Parents in the Charlotte-Mecklenberg (NC) school district have banded together and created a website:
Welcome to the Dump [Don't Underestimate Mecklenberg Parents] CMS website. The goal of this site is to provide a place for Charlotte Mecklenburg residents to discuss the current state of the CMS school system and ways to improve it. While every discussion may not be positive, it is important that people have a place to voice their concerns and share their experiences. We encourage everyone to participate in the forums and be heard.
This article describes what's cooking with DumpCMS:
A movement to allow North Mecklenburg towns to take control of suburban schools from the Charlotte-Mecklenburg school district is gaining momentum, a group of parents and students said. The group, based out of Hopewell High School in Huntersville, has launched an effort to petition the state legislature for clearance to form their own school district. CMS leaders have ignored their concerns about overcrowding and safety, the parents said.
Hopewell is a 4-year-old school with 2,200 students. Just across town at North Mecklenburg High, 3,000 students are expected next year, creating the largest public school in the state. "We didn't expect the overcrowding, the trailers in the back, the violence and the lockdowns," said Lisa Blackmon, who moved to the area three years ago from Shelby. She hoped that Hopewell High would be a better school for her teenage daughter.
Blackmon's daughter, who asked that her name be withheld, said she has been threatened by other students and is scared for her safety while at school. "When you move to an area, you should be comfortable with your kids going to school and not feel threatened for their lives," Blackmon said.
Another frustrated parent has launched the Web site DumpCMS.com, calling for a secession from the district. The page designer claims more than 3,000 people visit the site every day...
CMS officials refused to comment on the movement, but a spokesperson said the district is working on addressing the concerns of the North Mecklenburg parents.
Here's the spot where parents can talk about the good, bad, and ugly of CMS. There are also links to articles about the issues and problems with CMS, like this one in indy newspaper Creative Loafing:
To understand what's going on here, you've got to go back to the school system's defeat in the Swann lawsuit[in 1999]. The educrats who run CMS have never gotten over their bitter loss in that case, and for years the resentment simmered at the Education Center. As I've opined before, since they could no longer legally bus kids to achieve racial balance in our schools, they immediately set out to overbuild schools in and around the center of the county while they let suburban ones overflow, setting the stage for the day they'd cap enrollment and begin to force white kids back into schools closer to the center of the county and African-American and Hispanic kids out to the suburbs.
As I correctly predicted last year, the system finally publicly announced it was studying a capping strategy last week.

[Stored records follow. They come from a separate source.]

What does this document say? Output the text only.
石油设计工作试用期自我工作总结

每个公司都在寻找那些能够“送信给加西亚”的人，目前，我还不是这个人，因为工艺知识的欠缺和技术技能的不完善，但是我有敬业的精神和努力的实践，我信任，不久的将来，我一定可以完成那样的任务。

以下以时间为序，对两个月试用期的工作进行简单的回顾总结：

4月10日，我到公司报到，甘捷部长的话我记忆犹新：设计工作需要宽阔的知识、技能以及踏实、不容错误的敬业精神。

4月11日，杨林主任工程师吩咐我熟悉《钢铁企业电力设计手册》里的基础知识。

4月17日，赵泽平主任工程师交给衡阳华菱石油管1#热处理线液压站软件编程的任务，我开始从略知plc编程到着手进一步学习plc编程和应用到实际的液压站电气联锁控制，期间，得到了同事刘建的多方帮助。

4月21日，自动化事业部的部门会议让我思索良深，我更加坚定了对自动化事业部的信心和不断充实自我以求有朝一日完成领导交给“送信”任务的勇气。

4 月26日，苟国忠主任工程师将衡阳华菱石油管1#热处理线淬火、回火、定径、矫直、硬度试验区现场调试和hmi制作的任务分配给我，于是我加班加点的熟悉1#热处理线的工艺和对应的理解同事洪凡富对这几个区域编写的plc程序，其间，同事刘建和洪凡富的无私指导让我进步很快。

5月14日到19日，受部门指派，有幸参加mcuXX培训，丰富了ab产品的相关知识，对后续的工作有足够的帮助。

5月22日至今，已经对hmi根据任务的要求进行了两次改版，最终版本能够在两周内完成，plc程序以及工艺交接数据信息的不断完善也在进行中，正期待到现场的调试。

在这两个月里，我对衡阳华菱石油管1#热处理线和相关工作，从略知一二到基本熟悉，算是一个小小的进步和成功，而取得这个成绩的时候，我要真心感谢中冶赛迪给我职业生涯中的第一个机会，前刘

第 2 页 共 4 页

The educrats genuinely believe that all education problems will be solved if the nirvana of white and minority children sitting next to each other in proper proportion in our schools is achieved. In the meantime, as they spent the last half decade and hundreds of millions of dollars on their stealth plan to desegregate the system, most of the poorest middle and high schools in the system lost 30 percent or more of their teachers year after year while the majority of students in those schools said they didn't feel safe in survey after survey. That left the neediest kids with the least experienced teachers. Though the system still flatly refuses to admit it, school safety and teacher turnover are not only related, but one drives the other.
The Devoted Reader who sent this my way said the issues have gotten little press in the Charlotte Observer so far, but that may change with another lawsuit that's in the works.